Fig. 6 is a cross-sectional view of the trocar of Figs. 4 and 5, taken along line 6-6; Fig. 7 is a cross-sectional view of the trocar of Figs. 4 and 5, taken along line 7-7.
Fig. 8 is a side view of one embodiment of a trocar constructed in accordance with the teachings of the present invention. Fig. 9 is an end view of the trocar of Fig. 8.
Detailed Description of Preferred Embodiments
The present invention overcomes the problems and disadvantages associated with current strategies and designs in insertion devices for use in accessing hard and/or dense tissues. In particular, the present invention describes insertion devices which may be used in treating various locations within human and/or animal bodies, such as the methods and instruments described in U.S. Patent Nos . 4,969,888, 5,108,404, 5,827,289, 5,972,015, 6,048,346 and 6,066,154, each of which are incorporated herein by reference.
Fig. 1 shows a composite instrument 10 for penetrating tissue. The composite instrument 10 includes a first functional instrument 20 and a second functional instrument 40, and a composite handle 12 comprising a first handle 22 and a second handle 42. The composite handle 12 aids a physician in manipulating the composite instrument 10, but a physician can also desirably use the first handle 22 to independently manipulate the first instrument 20 or the second handle 42 to independently manipulate the second instrument 40 during use.
The number and type of instruments 20 and 40 can vary. Fig. 1 shows two representative instruments 20 and 40, each having a different size and function. In one embodiment, the first functional instrument 20 is a trocar instrument, and the second functional instrument 40 is a cannula instrument. The first instrument 20 functions as a trocar instrument to penetrate tissue. A trocar has a proximal end 32 and a distal end 34. The distal end 34 is tapered to present a penetrating surface 35. In use, the penetrating surface 35 is intended to penetrate soft tissue and/or hard, dense tissue in response to pushing and/or twisting forces applied by the physician at the first handle 22, or the composite handle 12.
The first handle 22 is coupled to the trocar 30 at the proximal end of the trocar 32. if desired, the proximal end of the trocar 30 could be formed in a T- shape (not shown) , with the first handle 22 being molded around the T-shaped end. This arrangement would significantly increase the mechanical strength of the bond between the handle 22 and the trocar 30, and allows significant longitudinal and torsional forces to be transmitted from the handle 22 to the trocar 30 without bond failure. Alternatively, with or without a T-shaped end, the proximal end 32 of the trocar 30 can be scored (not shown) to increase the mechanical strength of the bond between the trocar 30 and the handle 22, or various bonding adhesives could be used, with varying results.

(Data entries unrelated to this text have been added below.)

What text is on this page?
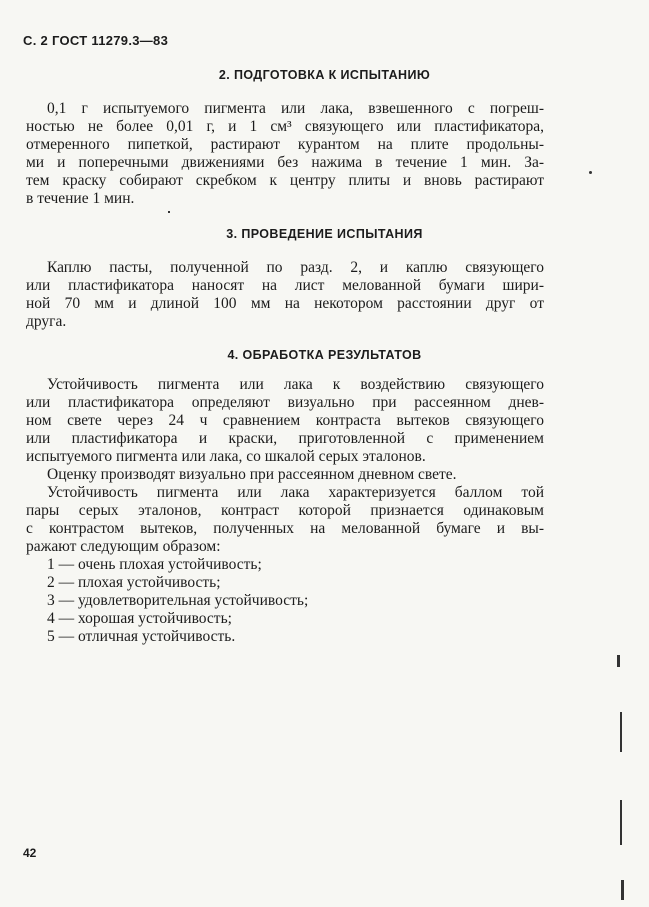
С. 2 ГОСТ 11279.3—83
2. ПОДГОТОВКА К ИСПЫТАНИЮ
0,1 г испытуемого пигмента или лака, взвешенного с погреш-
ностью не более 0,01 г, и 1 см³ связующего или пластификатора,
отмеренного пипеткой, растирают курантом на плите продольны-
ми и поперечными движениями без нажима в течение 1 мин. За-
тем краску собирают скребком к центру плиты и вновь растирают
в течение 1 мин.
3. ПРОВЕДЕНИЕ ИСПЫТАНИЯ
Каплю пасты, полученной по разд. 2, и каплю связующего
или пластификатора наносят на лист мелованной бумаги шири-
ной 70 мм и длиной 100 мм на некотором расстоянии друг от
друга.
4. ОБРАБОТКА РЕЗУЛЬТАТОВ
Устойчивость пигмента или лака к воздействию связующего
или пластификатора определяют визуально при рассеянном днев-
ном свете через 24 ч сравнением контраста вытеков связующего
или пластификатора и краски, приготовленной с применением
испытуемого пигмента или лака, со шкалой серых эталонов.
Оценку производят визуально при рассеянном дневном свете.
Устойчивость пигмента или лака характеризуется баллом той
пары серых эталонов, контраст которой признается одинаковым
с контрастом вытеков, полученных на мелованной бумаге и вы-
ражают следующим образом:
1 — очень плохая устойчивость;
2 — плохая устойчивость;
3 — удовлетворительная устойчивость;
4 — хорошая устойчивость;
5 — отличная устойчивость.
42
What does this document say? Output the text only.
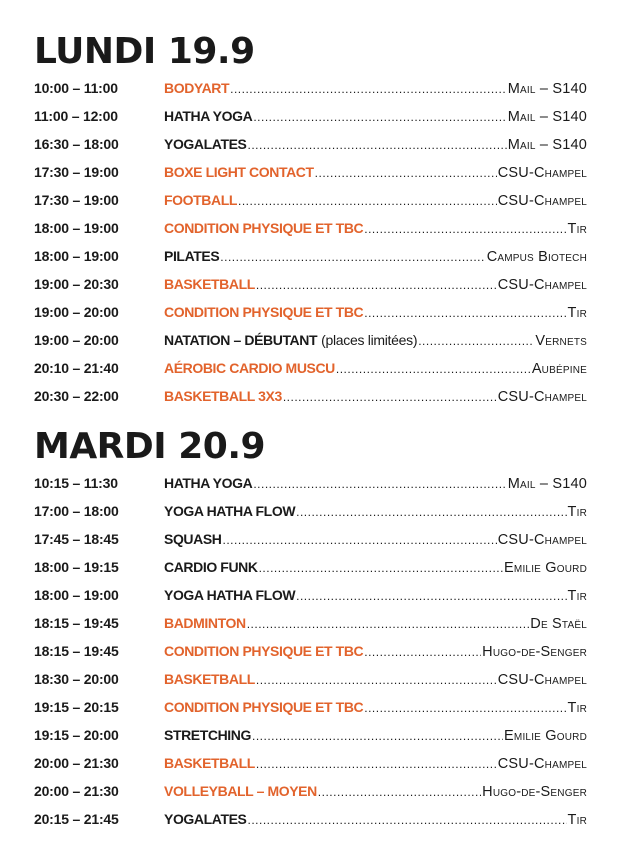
LUNDI 19.9
10:00 – 11:00	BODYART .....	Mail – S140
11:00 – 12:00	HATHA YOGA .....	Mail – S140
16:30 – 18:00	YOGALATES .....	Mail – S140
17:30 – 19:00	BOXE LIGHT CONTACT .....	CSU-Champel
17:30 – 19:00	FOOTBALL .....	CSU-Champel
18:00 – 19:00	CONDITION PHYSIQUE ET TBC .....	Tir
18:00 – 19:00	PILATES .....	Campus Biotech
19:00 – 20:30	BASKETBALL .....	CSU-Champel
19:00 – 20:00	CONDITION PHYSIQUE ET TBC .....	Tir
19:00 – 20:00	NATATION – DÉBUTANT (places limitées) .....	Vernets
20:10 – 21:40	AÉROBIC CARDIO MUSCU .....	Aubépine
20:30 – 22:00	BASKETBALL 3X3 .....	CSU-Champel
MARDI 20.9
10:15 – 11:30	HATHA YOGA .....	Mail – S140
17:00 – 18:00	YOGA HATHA FLOW .....	Tir
17:45 – 18:45	SQUASH .....	CSU-Champel
18:00 – 19:15	CARDIO FUNK .....	Emilie Gourd
18:00 – 19:00	YOGA HATHA FLOW .....	Tir
18:15 – 19:45	BADMINTON .....	De Staël
18:15 – 19:45	CONDITION PHYSIQUE ET TBC .....	Hugo-de-Senger
18:30 – 20:00	BASKETBALL .....	CSU-Champel
19:15 – 20:15	CONDITION PHYSIQUE ET TBC .....	Tir
19:15 – 20:00	STRETCHING .....	Emilie Gourd
20:00 – 21:30	BASKETBALL .....	CSU-Champel
20:00 – 21:30	VOLLEYBALL – MOYEN .....	Hugo-de-Senger
20:15 – 21:45	YOGALATES .....	Tir
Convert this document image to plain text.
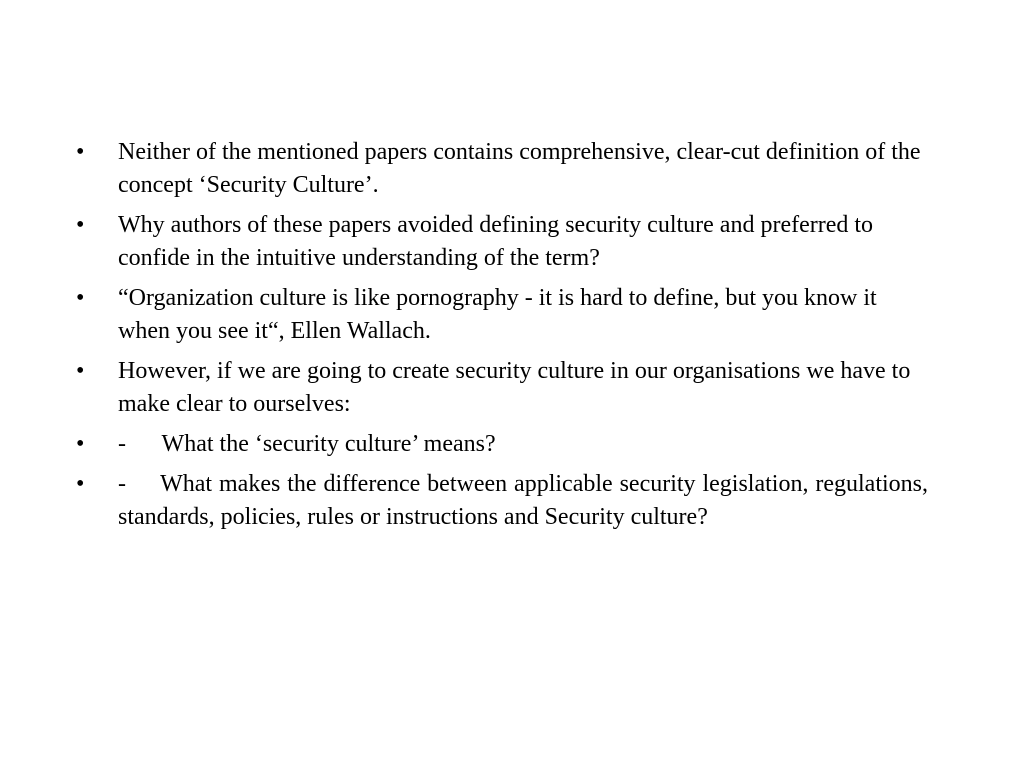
•	Neither of the mentioned papers contains comprehensive, clear-cut definition of the concept ‘Security Culture’.
•	Why authors of these papers avoided defining security culture and preferred to confide in the intuitive understanding of the term?
•	“Organization culture is like pornography - it is hard to define, but you know it when you see it“, Ellen Wallach.
•	However, if we are going to create security culture in our organisations we have to make clear to ourselves:
•	-      What the ‘security culture’ means?
•	-     What makes the difference between applicable security legislation, regulations, standards, policies, rules or instructions and Security culture?
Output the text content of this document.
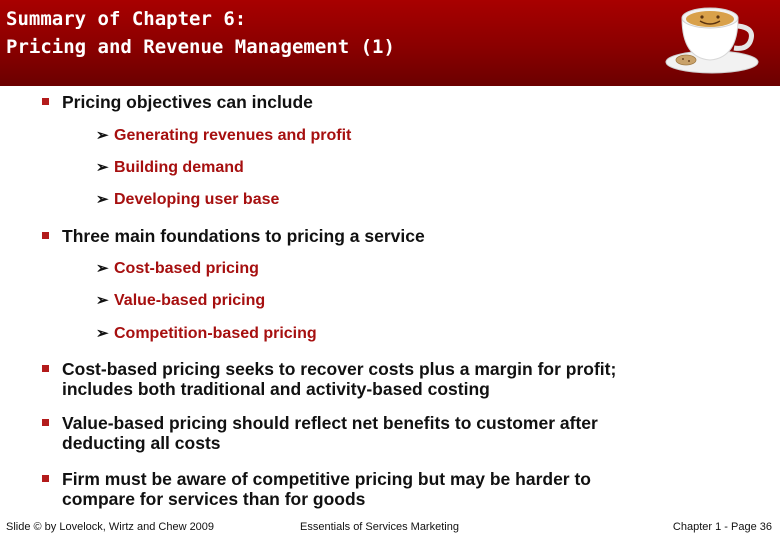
Summary of Chapter 6:
Pricing and Revenue Management (1)
Pricing objectives can include
➢ Generating revenues and profit
➢ Building demand
➢ Developing user base
Three main foundations to pricing a service
➢ Cost-based pricing
➢ Value-based pricing
➢ Competition-based pricing
Cost-based pricing seeks to recover costs plus a margin for profit;
includes both traditional and activity-based costing
Value-based pricing should reflect net benefits to customer after
deducting all costs
Firm must be aware of competitive pricing but may be harder to
compare for services than for goods
Slide © by Lovelock, Wirtz and Chew 2009	Essentials of Services Marketing	Chapter 1 - Page 36
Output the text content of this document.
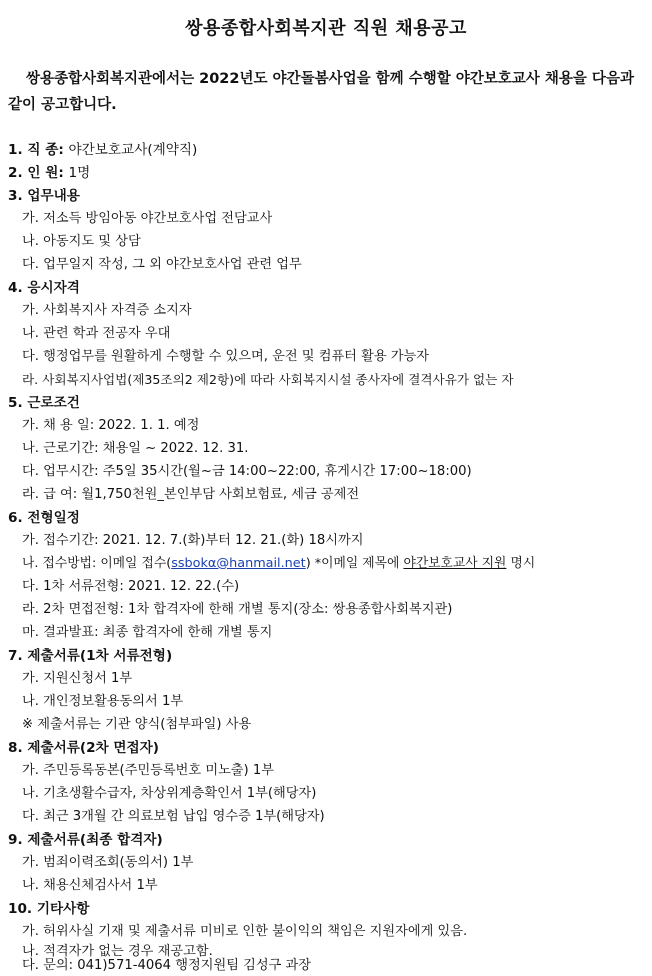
쌍용종합사회복지관 직원 채용공고
쌍용종합사회복지관에서는 2022년도 야간돌봄사업을 함께 수행할 야간보호교사 채용을 다음과 같이 공고합니다.
1. 직 종: 야간보호교사(계약직)
2. 인 원: 1명
3. 업무내용
가. 저소득 방임아동 야간보호사업 전담교사
나. 아동지도 및 상담
다. 업무일지 작성, 그 외 야간보호사업 관련 업무
4. 응시자격
가. 사회복지사 자격증 소지자
나. 관련 학과 전공자 우대
다. 행정업무를 원활하게 수행할 수 있으며, 운전 및 컴퓨터 활용 가능자
라. 사회복지사업법(제35조의2 제2항)에 따라 사회복지시설 종사자에 결격사유가 없는 자
5. 근로조건
가. 채 용 일: 2022. 1. 1. 예정
나. 근로기간: 채용일 ~ 2022. 12. 31.
다. 업무시간: 주5일 35시간(월~금 14:00~22:00, 휴게시간 17:00~18:00)
라. 급 여: 월1,750천원_본인부담 사회보험료, 세금 공제전
6. 전형일정
가. 접수기간: 2021. 12. 7.(화)부터 12. 21.(화) 18시까지
나. 접수방법: 이메일 접수(ssbokα@hanmail.net) *이메일 제목에 야간보호교사 지원 명시
다. 1차 서류전형: 2021. 12. 22.(수)
라. 2차 면접전형: 1차 합격자에 한해 개별 통지(장소: 쌍용종합사회복지관)
마. 결과발표: 최종 합격자에 한해 개별 통지
7. 제출서류(1차 서류전형)
가. 지원신청서 1부
나. 개인정보활용동의서 1부
※ 제출서류는 기관 양식(첨부파일) 사용
8. 제출서류(2차 면접자)
가. 주민등록동본(주민등록번호 미노출) 1부
나. 기초생활수급자, 차상위계층확인서 1부(해당자)
다. 최근 3개월 간 의료보험 납입 영수증 1부(해당자)
9. 제출서류(최종 합격자)
가. 범죄이력조회(동의서) 1부
나. 채용신체검사서 1부
10. 기타사항
가. 허위사실 기재 및 제출서류 미비로 인한 불이익의 책임은 지원자에게 있음.
나. 적격자가 없는 경우 재공고함.
다. 문의: 041)571-4064 행정지원팀 김성구 과장
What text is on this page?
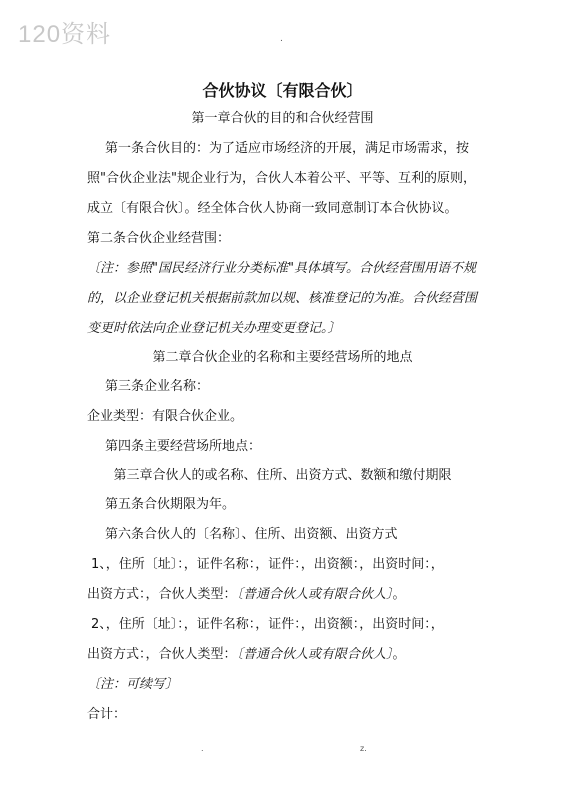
120资料	.
合伙协议〔有限合伙〕
第一章合伙的目的和合伙经营围
第一条合伙目的：为了适应市场经济的开展，满足市场需求，按
照"合伙企业法"规企业行为，合伙人本着公平、平等、互利的原则，
成立〔有限合伙〕。经全体合伙人协商一致同意制订本合伙协议。
第二条合伙企业经营围：
〔注：参照"国民经济行业分类标准"具体填写。合伙经营围用语不规
的，以企业登记机关根据前款加以规、核准登记的为准。合伙经营围
变更时依法向企业登记机关办理变更登记。〕
第二章合伙企业的名称和主要经营场所的地点
第三条企业名称：
企业类型：有限合伙企业。
第四条主要经营场所地点：
第三章合伙人的或名称、住所、出资方式、数额和缴付期限
第五条合伙期限为年。
第六条合伙人的〔名称〕、住所、出资额、出资方式
1、，住所〔址〕：，证件名称：，证件：，出资额：，出资时间：，
出资方式：，合伙人类型：〔普通合伙人或有限合伙人〕。
2、，住所〔址〕：，证件名称：，证件：，出资额：，出资时间：，
出资方式：，合伙人类型：〔普通合伙人或有限合伙人〕。
〔注：可续写〕
合计：
.	z.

In an alternate embodiment, the trocar 30 includes an interior lumen (not shown) , which passes through the handle 22 and the body of the trocar 30. The interior lumen accommodates the passage of a stylet and/or conventional spinal needle assembly, to guide the deployment of the first instrument 20, by itself or nested with the second instrument 40, through soft tissue to a targeted hard and/or dense tissue such as bone.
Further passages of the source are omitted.